Gyorgy Ligeti began his development as a composer using serial techniques. By 1961, Ligeti began using textural (sound, sonority or color) techniques, often resulting in music which is completely divisi, i.e. one part for each performer. His most famous work in this style is Atmospheres, an orchestral composition written on 87 staves.  Ligeti's Lux Aeterna (1966) is a study in vocal clusters and choral color - an expansion of the techniques he first used in a much earlier work Apparitions. In Lux Aeterna the text is divided into four sections which correspond to the four thoughts comprising the traditional Latin Requiem text: (1) Light Eternal shine on them, Lord; (2) Together with your Saints in Eternity; (3) Grant them rest eternal, for you are holy, Lord; and (4) Let light perpetual shine on them. The work is scored for a 16-part vocal ensemble. Both Lux Aeterna and Atmospheres were used in the soundtrack of Stanley Kubrick’s epochal film 2001: A Space Odyssey (Robert L. Edwards). Listen to a performance of Ligeti's  Lux Aeterna . . . one of this week's PYTHEAS EARFULS.
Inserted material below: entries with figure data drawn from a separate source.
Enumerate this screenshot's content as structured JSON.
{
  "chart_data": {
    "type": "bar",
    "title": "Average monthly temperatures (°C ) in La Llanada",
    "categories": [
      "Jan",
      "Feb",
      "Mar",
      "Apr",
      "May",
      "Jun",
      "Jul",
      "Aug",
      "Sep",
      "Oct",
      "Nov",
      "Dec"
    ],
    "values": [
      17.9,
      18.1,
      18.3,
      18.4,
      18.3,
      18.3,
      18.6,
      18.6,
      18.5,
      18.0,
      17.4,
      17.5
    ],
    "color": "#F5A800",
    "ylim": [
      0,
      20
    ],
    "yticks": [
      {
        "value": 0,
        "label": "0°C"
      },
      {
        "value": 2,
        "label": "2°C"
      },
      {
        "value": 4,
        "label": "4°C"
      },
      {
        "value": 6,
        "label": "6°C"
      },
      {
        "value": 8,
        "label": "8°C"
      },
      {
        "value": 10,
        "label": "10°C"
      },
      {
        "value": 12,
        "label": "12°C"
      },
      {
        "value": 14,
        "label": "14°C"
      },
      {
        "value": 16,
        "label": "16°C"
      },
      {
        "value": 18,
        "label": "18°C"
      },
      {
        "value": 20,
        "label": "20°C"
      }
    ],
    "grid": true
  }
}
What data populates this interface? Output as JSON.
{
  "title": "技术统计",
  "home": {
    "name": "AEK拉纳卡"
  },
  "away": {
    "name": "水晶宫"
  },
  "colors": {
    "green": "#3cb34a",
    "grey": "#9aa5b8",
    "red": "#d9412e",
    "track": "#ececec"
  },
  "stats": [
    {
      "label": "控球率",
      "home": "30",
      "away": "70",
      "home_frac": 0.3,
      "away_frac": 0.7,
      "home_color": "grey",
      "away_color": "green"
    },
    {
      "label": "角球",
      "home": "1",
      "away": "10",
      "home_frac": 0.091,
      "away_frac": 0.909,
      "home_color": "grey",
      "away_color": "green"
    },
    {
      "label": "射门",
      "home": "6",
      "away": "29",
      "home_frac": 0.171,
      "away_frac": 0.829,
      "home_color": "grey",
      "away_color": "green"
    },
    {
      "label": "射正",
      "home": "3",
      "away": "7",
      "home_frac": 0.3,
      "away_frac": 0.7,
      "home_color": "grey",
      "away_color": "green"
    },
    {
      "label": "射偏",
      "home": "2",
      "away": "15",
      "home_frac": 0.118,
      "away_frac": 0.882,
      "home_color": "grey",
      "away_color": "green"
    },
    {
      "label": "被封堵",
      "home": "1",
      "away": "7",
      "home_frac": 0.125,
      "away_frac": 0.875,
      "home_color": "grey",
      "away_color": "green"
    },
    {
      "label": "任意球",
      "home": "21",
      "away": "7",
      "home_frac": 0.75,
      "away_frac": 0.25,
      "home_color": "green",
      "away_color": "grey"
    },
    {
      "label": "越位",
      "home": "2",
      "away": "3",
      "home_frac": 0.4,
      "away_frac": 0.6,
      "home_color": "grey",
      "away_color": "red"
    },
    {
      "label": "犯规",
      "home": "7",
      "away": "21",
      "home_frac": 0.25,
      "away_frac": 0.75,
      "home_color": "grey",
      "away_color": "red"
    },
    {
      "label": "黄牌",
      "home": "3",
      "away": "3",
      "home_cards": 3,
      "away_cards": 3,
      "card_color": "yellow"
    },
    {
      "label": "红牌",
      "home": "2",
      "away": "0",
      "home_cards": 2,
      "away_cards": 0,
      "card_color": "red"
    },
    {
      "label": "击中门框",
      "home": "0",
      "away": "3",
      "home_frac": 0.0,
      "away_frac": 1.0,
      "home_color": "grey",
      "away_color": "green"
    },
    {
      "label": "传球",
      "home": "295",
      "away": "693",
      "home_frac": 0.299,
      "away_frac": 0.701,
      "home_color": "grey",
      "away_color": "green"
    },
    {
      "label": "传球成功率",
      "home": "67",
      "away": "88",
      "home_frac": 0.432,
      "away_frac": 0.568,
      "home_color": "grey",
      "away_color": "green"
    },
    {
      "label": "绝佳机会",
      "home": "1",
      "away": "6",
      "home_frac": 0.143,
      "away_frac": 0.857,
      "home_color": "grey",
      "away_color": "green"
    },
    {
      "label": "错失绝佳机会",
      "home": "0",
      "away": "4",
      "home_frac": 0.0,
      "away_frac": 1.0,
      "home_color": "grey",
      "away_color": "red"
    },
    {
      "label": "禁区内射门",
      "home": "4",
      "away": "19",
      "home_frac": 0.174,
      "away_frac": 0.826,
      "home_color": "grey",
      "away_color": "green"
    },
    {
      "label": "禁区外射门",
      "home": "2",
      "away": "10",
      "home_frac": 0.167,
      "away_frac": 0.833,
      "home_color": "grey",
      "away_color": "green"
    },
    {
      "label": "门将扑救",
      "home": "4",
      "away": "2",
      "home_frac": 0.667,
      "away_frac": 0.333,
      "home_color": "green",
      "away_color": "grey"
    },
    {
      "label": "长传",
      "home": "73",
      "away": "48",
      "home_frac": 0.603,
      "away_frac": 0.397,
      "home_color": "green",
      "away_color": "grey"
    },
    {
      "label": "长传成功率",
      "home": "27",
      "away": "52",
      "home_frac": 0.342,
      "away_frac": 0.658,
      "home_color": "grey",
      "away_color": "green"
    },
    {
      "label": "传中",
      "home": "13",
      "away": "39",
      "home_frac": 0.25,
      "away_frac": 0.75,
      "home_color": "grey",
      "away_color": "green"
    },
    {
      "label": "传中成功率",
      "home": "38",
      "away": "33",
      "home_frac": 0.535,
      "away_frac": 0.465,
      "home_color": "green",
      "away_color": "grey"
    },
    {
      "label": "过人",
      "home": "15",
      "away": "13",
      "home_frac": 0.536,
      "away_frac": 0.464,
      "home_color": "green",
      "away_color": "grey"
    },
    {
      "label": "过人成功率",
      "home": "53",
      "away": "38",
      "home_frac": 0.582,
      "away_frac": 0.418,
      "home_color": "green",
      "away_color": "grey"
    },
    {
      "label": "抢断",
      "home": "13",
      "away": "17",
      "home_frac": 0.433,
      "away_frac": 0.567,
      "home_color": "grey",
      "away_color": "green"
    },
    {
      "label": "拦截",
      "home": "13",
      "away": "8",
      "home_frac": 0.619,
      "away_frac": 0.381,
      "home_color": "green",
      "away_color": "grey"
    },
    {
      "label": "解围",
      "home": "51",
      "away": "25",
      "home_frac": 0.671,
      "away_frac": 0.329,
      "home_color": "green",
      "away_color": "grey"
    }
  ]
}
Boston based composer Andrew List is a graduate of New England Conservatory of Music, and he received his doctorate in music composition from Boston University. He has enjoyed numerous commissions and performances from ensembles and solists in the United States and Europe, including The Boston Classical Orchestra, Zodiac Trio, Alea III, The Esterhazy Quartet, Interensemble (Padova Italy), The Kalistos Chamber Orchestra, North-South Consonance, The Metamorphosen Chamber Orchestra, Duo Diorama, Winston Choi (pianist), Emmanuel Feldman (cellist) and soprano Lisa Saffer. List was the first prize winner of the Renegade Ensemble’s composition competition and a finalist in the Alea III International Composition Competition and the 2008 Massachusetts Cultural Council Artist Fellowship. He has had residencies at the MacDowell Colony, Yaddo, The Atlantic Center for the Arts, The Aspen Music Festival, La Cite Internationale des Arts in Paris and The Visby Centre for Composers in Sweden. In 2001 he was awarded a distinguished artist-in-residence grant, sponsored by Amsterdams Fonds voor de Kunst, and the city of Amsterdam. During his eight-month residency in Amsterdam he presented four concerts of his music and that of other American composers. He was also invited to present a concert at the American Embassy in The Hague, and gave lectures and workshops at major music conservatories in the area. He is the first American and the first composer to be awarded this prestigious residency. Watch a performance of Andrew List's Mystical Journey (2000) by pianists Manon Hutton-DeWys and Evi Jundt . . . this week's FROM THE PYTHEAS ARCHIVES.